Grant Skinner

The "g" in gskinner. Also the "skinner".

@gskinner

New site and blog design.

After nearly six years of letting it stagnate, we finally got around to redesigning our site and blog. It’s something I’ve wanted to do for a while (read: 5 years), but it always winds up at the end of the list after client work and all the other things we build internally.

I love redesigning our site, because it’s one of the few times I get to return to my (rusty) designer roots. I’ve probably done it 4-5 times over the past few years, but I never get around to actually cutting the design up and implementing it. After sitting on the most recent design for nearly a year, I caved in, and hired a friend of mine to cut it up, move everything to WordPress, and get it ready for deployment. He did a great job, and to be honest, I’d much rather be coding than cutting up comps.

The new home page is super simple. I wanted something that was going to provide the essential info, be easy to keep up to date, and remain extensible so we can improve it in the future. The blog has moved from MoveableType to WordPress, and we’ve dropped all of the Flash based navigation – it was kind of cool back in the days before AJAX, but it was time to dump it. In fact, the only Flash left on the page is the clouds at the top, and the grass at the bottom. This isn’t reflective of any move away from Flash, it just makes sense on a content driven site like this one.
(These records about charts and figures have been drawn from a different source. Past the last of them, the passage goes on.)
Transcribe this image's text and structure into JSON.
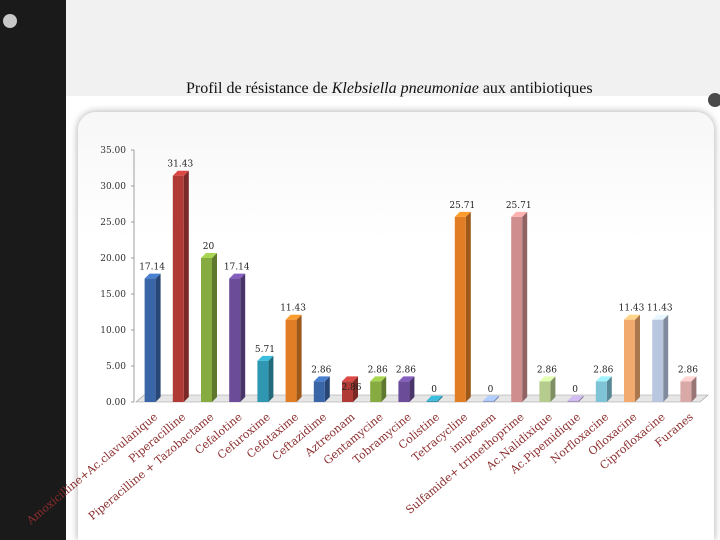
{
  "slide": {
    "title_prefix": "Profil de résistance de ",
    "title_species": "Klebsiella pneumoniae",
    "title_suffix": " aux antibiotiques"
  },
  "colors": {
    "background": "#ffffff",
    "left_band": "#1a1a1a",
    "category_label": "#8b2d2d"
  },
  "chart_data": {
    "type": "bar",
    "title": "Profil de résistance de Klebsiella pneumoniae aux antibiotiques",
    "xlabel": "",
    "ylabel": "",
    "ylim": [
      0,
      35
    ],
    "yticks": [
      "0.00",
      "5.00",
      "10.00",
      "15.00",
      "20.00",
      "25.00",
      "30.00",
      "35.00"
    ],
    "grid": false,
    "legend": "none",
    "categories": [
      "Amoxicilline+Ac.clavulanique",
      "Piperacilline",
      "Piperacilline + Tazobactame",
      "Cefalotine",
      "Cefuroxime",
      "Cefotaxime",
      "Ceftazidime",
      "Aztreonam",
      "Gentamycine",
      "Tobramycine",
      "Colistine",
      "Tetracycline",
      "imipenem",
      "Sulfamide+ trimethoprime",
      "Ac.Nalidixique",
      "Ac.Pipemidique",
      "Norfloxacine",
      "Ofloxacine",
      "Ciprofloxacine",
      "Furanes"
    ],
    "values": [
      17.14,
      31.43,
      20,
      17.14,
      5.71,
      11.43,
      2.86,
      2.86,
      2.86,
      2.86,
      0,
      25.71,
      0,
      25.71,
      2.86,
      0,
      2.86,
      11.43,
      11.43,
      2.86
    ],
    "value_labels": [
      "17.14",
      "31.43",
      "20",
      "17.14",
      "5.71",
      "11.43",
      "2.86",
      "2.86",
      "2.86",
      "2.86",
      "0",
      "25.71",
      "0",
      "25.71",
      "2.86",
      "0",
      "2.86",
      "11.43",
      "11.43",
      "2.86"
    ],
    "bar_colors": [
      "#3a66a8",
      "#b03a36",
      "#86ab41",
      "#6a4c99",
      "#2f97b1",
      "#e07d25",
      "#3a66a8",
      "#b03a36",
      "#86ab41",
      "#6a4c99",
      "#2f97b1",
      "#e07d25",
      "#8ea4cc",
      "#cf8e8d",
      "#b5cc8e",
      "#a896c3",
      "#7fc3d6",
      "#f3aa6f",
      "#b9c6e0",
      "#d9a9a7"
    ]
  }
}
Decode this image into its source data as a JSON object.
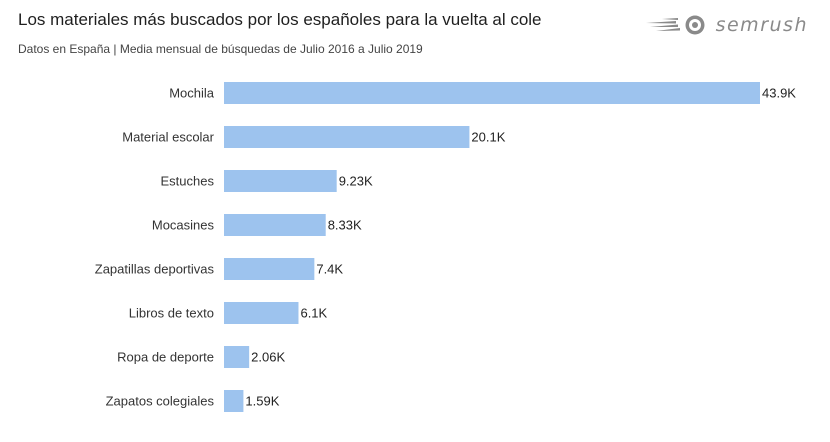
{
  "header": {
    "title": "Los materiales más buscados por los españoles para la vuelta al cole",
    "subtitle": "Datos en España | Media mensual de búsquedas de Julio 2016 a Julio 2019",
    "brand": "semrush"
  },
  "colors": {
    "bar": "#9dc3ee",
    "brand": "#8a8a8a"
  },
  "chart_data": {
    "type": "bar",
    "orientation": "horizontal",
    "categories": [
      "Mochila",
      "Material escolar",
      "Estuches",
      "Mocasines",
      "Zapatillas deportivas",
      "Libros de texto",
      "Ropa de deporte",
      "Zapatos colegiales"
    ],
    "values": [
      43900,
      20100,
      9230,
      8330,
      7400,
      6100,
      2060,
      1590
    ],
    "data_labels": [
      "43.9K",
      "20.1K",
      "9.23K",
      "8.33K",
      "7.4K",
      "6.1K",
      "2.06K",
      "1.59K"
    ],
    "title": "Los materiales más buscados por los españoles para la vuelta al cole",
    "subtitle": "Datos en España | Media mensual de búsquedas de Julio 2016 a Julio 2019",
    "xlim": [
      0,
      43900
    ],
    "grid": false,
    "legend": "none"
  }
}
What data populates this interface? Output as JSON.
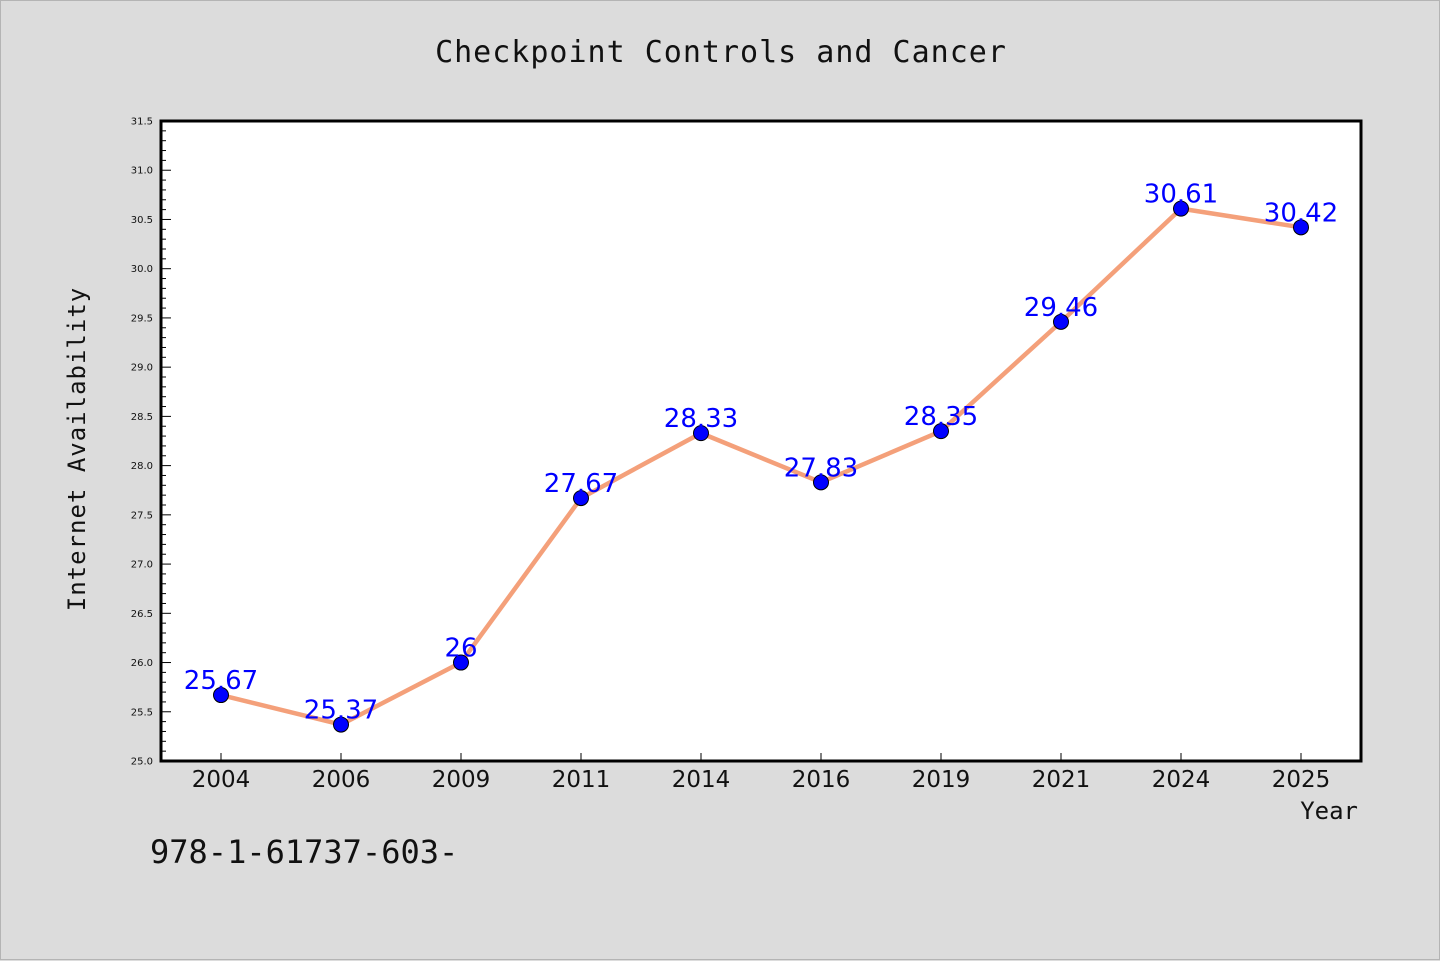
{
  "chart_data": {
    "type": "line",
    "title": "Checkpoint Controls and Cancer",
    "xlabel": "Year",
    "ylabel": "Internet Availability",
    "categories": [
      "2004",
      "2006",
      "2009",
      "2011",
      "2014",
      "2016",
      "2019",
      "2021",
      "2024",
      "2025"
    ],
    "values": [
      25.67,
      25.37,
      26,
      27.67,
      28.33,
      27.83,
      28.35,
      29.46,
      30.61,
      30.42
    ],
    "labels": [
      "25.67",
      "25.37",
      "26",
      "27.67",
      "28.33",
      "27.83",
      "28.35",
      "29.46",
      "30.61",
      "30.42"
    ],
    "ylim": [
      25.0,
      31.5
    ],
    "yticks": [
      "25.0",
      "25.5",
      "26.0",
      "26.5",
      "27.0",
      "27.5",
      "28.0",
      "28.5",
      "29.0",
      "29.5",
      "30.0",
      "30.5",
      "31.0",
      "31.5"
    ],
    "grid": false,
    "colors": {
      "line": "#f4a07a",
      "marker": "#0000ff",
      "data_label": "#0000ff",
      "plot_background": "#ffffff",
      "figure_background": "#dcdcdc"
    }
  },
  "footer": {
    "code": "978-1-61737-603-"
  }
}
As simple as the clouds and grass are, they were a bit of challenge to build. I really wanted some subtle motion on the screen, but I wasn’t willing to sacrifice more than about 10% of the user’s CPU (assuming a MBP 2.5ghz) for it.

This was easy for the clouds, I just render some long strips of stiched perlin noise with a gradient pre-composited when the SWF inits, and move them at different speeds over top of each other with a screen blend, looping them when they reach the end. Total CPU cost is about 2-3%.

The grass was a much bigger issue, since my previous experiments drawing about half as much vector grass used 60% of my CPU. Reducing the render quality, and using a low framerate helped, but it was still hitting nearly 40% CPU. I ultimately settled on rendering a small, sparse patch of vector grass to a BitmapData object. This image is then displayed in multiple Bitmap objects spread across the full area at different y positions. This massively reduced the cost to render the dynamically drawn vectors, and dropped CPU use to just over 6-7%.

Sometimes, even that 10% is too much. On pages with intense experimental pieces, I wanted to be able to completely shut off the header and footer. To accomplish this, I wrote a little AS3 library that registers a SWF with a companion JS library. I can then make a JS call in my page that instructs these SWFs to pause or unpause. You can toggle this setting by clicking this link.

Unlike the old site, which remained static after it was deployed, we’re planning to evolve and tweak this site as we have free time.